What to watch for among the top three of these policy areas:
Affirmative Action: The institutionalization of racial preferences is the mother’s milk of identity politics; it suborns people into adhering to victimhood categories in order to become eligible for benefits. This is especially the case among high school juniors anxiously applying to universities. The Trump administration used several levers of government to side with a growing movement among Chinese-American parents to end the racial preferences of affirmative action. The White House, for example, filed an amicus brief on behalf of Asian students suing Harvard; the Justice Department sued Yale, saying it violated the civil rights of Asian and white students by discriminating against them; and the Department of Education’s Office of Civil Rights took the side of Chinese-American parents complaining that public schools in Montgomery County, Maryland, were violating their rights.
Would a Biden administration follow this pattern? No one thinks that. Ultimately, however, that may not matter, as it will be up to the Supreme Court to decide this issue. The Harvard case seems to be the one that will get there first. In this sense, President Trump’s judicial appointments should be helpful in this area; no true originalist could ever pretend that the Constitution, as written, supports racial preferences. The justices would do well to heed California voters’ overwhelming rejection of the attempt to bring back racial preferences in their state in the just-concluded 2020 election.
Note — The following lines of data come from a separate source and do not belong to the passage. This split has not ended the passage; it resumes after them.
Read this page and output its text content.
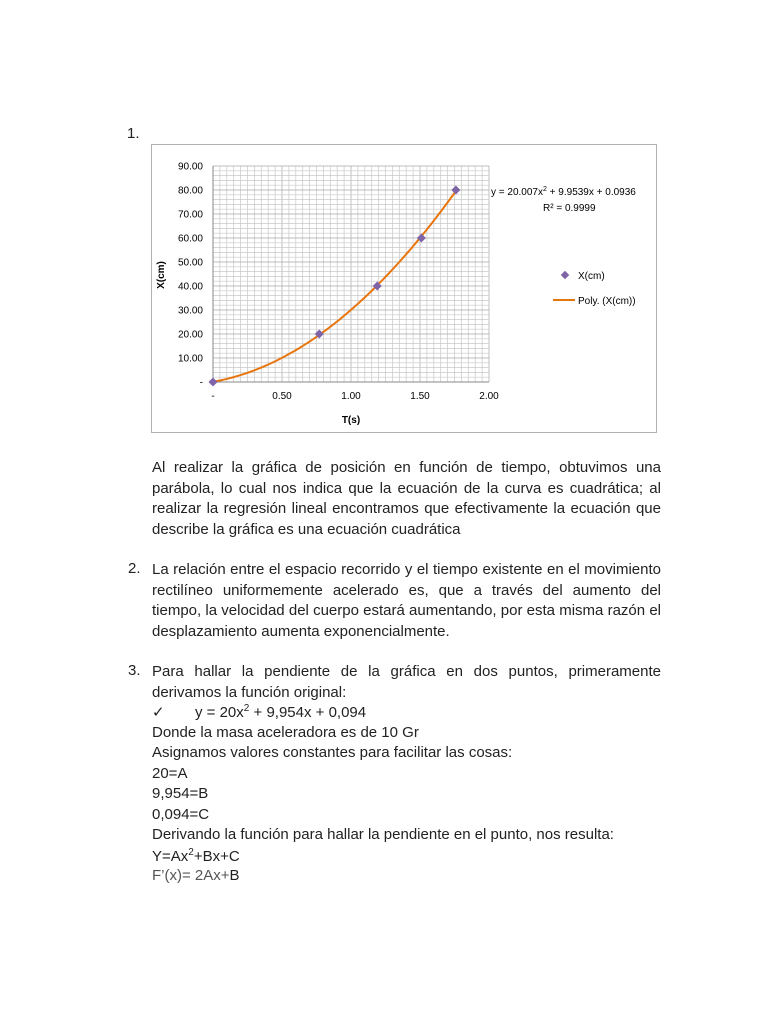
1.
-
10.00
20.00
30.00
40.00
50.00
60.00
70.00
80.00
90.00
-	0.50	1.00	1.50	2.00
T(s)
X(cm)
$y = 20.007x^2 + 9.9539x + 0.0936$
R² = 0.9999
X(cm)
Poly. (X(cm))
Al realizar la gráfica de posición en función de tiempo, obtuvimos una parábola, lo cual nos indica que la ecuación de la curva es cuadrática; al realizar la regresión lineal encontramos que efectivamente la ecuación que describe la gráfica es una ecuación cuadrática
2. La relación entre el espacio recorrido y el tiempo existente en el movimiento rectilíneo uniformemente acelerado es, que a través del aumento del tiempo, la velocidad del cuerpo estará aumentando, por esta misma razón el desplazamiento aumenta exponencialmente.
3. Para hallar la pendiente de la gráfica en dos puntos, primeramente derivamos la función original:
✓ $y = 20x^2 + 9,954x + 0,094$
Donde la masa aceleradora es de 10 Gr
Asignamos valores constantes para facilitar las cosas:
20=A
9,954=B
0,094=C
Derivando la función para hallar la pendiente en el punto, nos resulta:
$Y=Ax^2+Bx+C$
F’(x)= 2Ax+B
Category Creation: If racial preferences offer the enticements that nourish identity politics, categories are its lifeblood. Without them, the system collapses. This is why activists and ideologues fought to so hard to force bureaucrats—going so far as to intimidate them at times—to officialize the categories. This is also why, today, ethnic affinity groups such as the National Association of Latino Elected and Appointed Officials (NALEO) and Asian Americans Advancing Justice are in control of the Census Bureau’s National Advisory Committee on Race and Ethnicity.
In 2016, the Obama administration tried to formalize the Hispanic category (currently an “ethnicity” question that is separate from the race question) by collapsing both of them into a single question of “categories.” The administration also sought to create yet another victim category: one for Middle East-North Africa (or MENA). The first action would have perpetuated and deepened the “Hispanic” identity, which is what the left wants, and second simply would have added yet one more group. The Trump administration decided against such moves. (I am happy to say that I played a role in advocating against accepting these changes.) The Biden campaign has already said it wants to bring MENA back. Any return to these changes would signal a deepening of the Combahee River Constitution. Rather than do that, we should get rid of the existing categories.
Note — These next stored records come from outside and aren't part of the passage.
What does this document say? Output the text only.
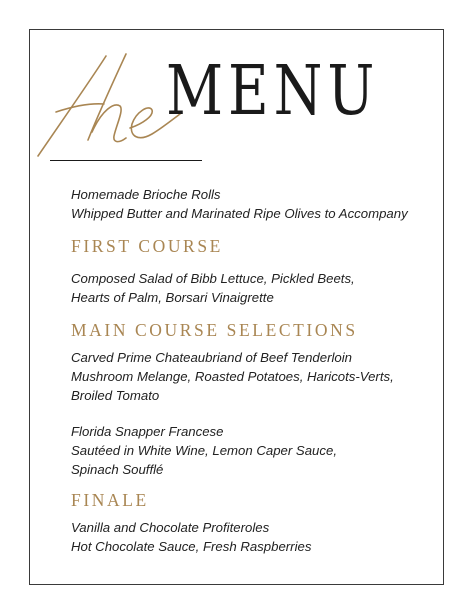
MENU

Homemade Brioche Rolls

Whipped Butter and Marinated Ripe Olives to Accompany

FIRST COURSE

Composed Salad of Bibb Lettuce, Pickled Beets,

Hearts of Palm, Borsari Vinaigrette

MAIN COURSE SELECTIONS

Carved Prime Chateaubriand of Beef Tenderloin

Mushroom Melange, Roasted Potatoes, Haricots-Verts,

Broiled Tomato

Florida Snapper Francese

Sautéed in White Wine, Lemon Caper Sauce,

Spinach Soufflé

FINALE

Vanilla and Chocolate Profiteroles

Hot Chocolate Sauce, Fresh Raspberries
Critical Race Theory Trainings: CRT, lastly, is the main tool through which identity politics is implemented. Derrick Bell did not hide his intentions when he wrote in a foundational 1995 essay on the subject, “As I see it, critical race theory recognizes that revolutionizing a culture begins with the radical assessment of it.” This is, indeed, CRT’s goal (and the goal of identity politics): to revolutionize America into something fundamentally different. All the leading proponents of these trainings—DiAngelo, Kendi, Darnisa Amante-Jackson, Glenn E. Singleton, and others—are on the record as wanting to rid America of capitalism, insisting that its rewards system smiles only upon Western traits. (Among these they include, without embarrassment, habits such as punctuality, love of the written word, the use of reason, and hard work.) These trainings, therefore, aim at eliminating capitalism. The Trump administration earned the support of many for insisting that federal workers could not be subjected to this form of workplace harassment. A Biden administration would surely rescind this ban.
These are just three of the main policy areas being used to promote and perpetuate the identity-politics constitution. Americans who support this new dispensation must explain to the rest of us how eliminating the idea that all individuals must receive equal treatment from government and abolishing capitalism itself can help anyone in society, especially those who are disadvantaged today.
Those of us who believe that we must go back to implementing the fundamental law of the country as written need to understand what is taking place and become more vocal in the defense of the existing Constitution.
There doesn’t seem to be too much room for compromise. Only one side can prevail.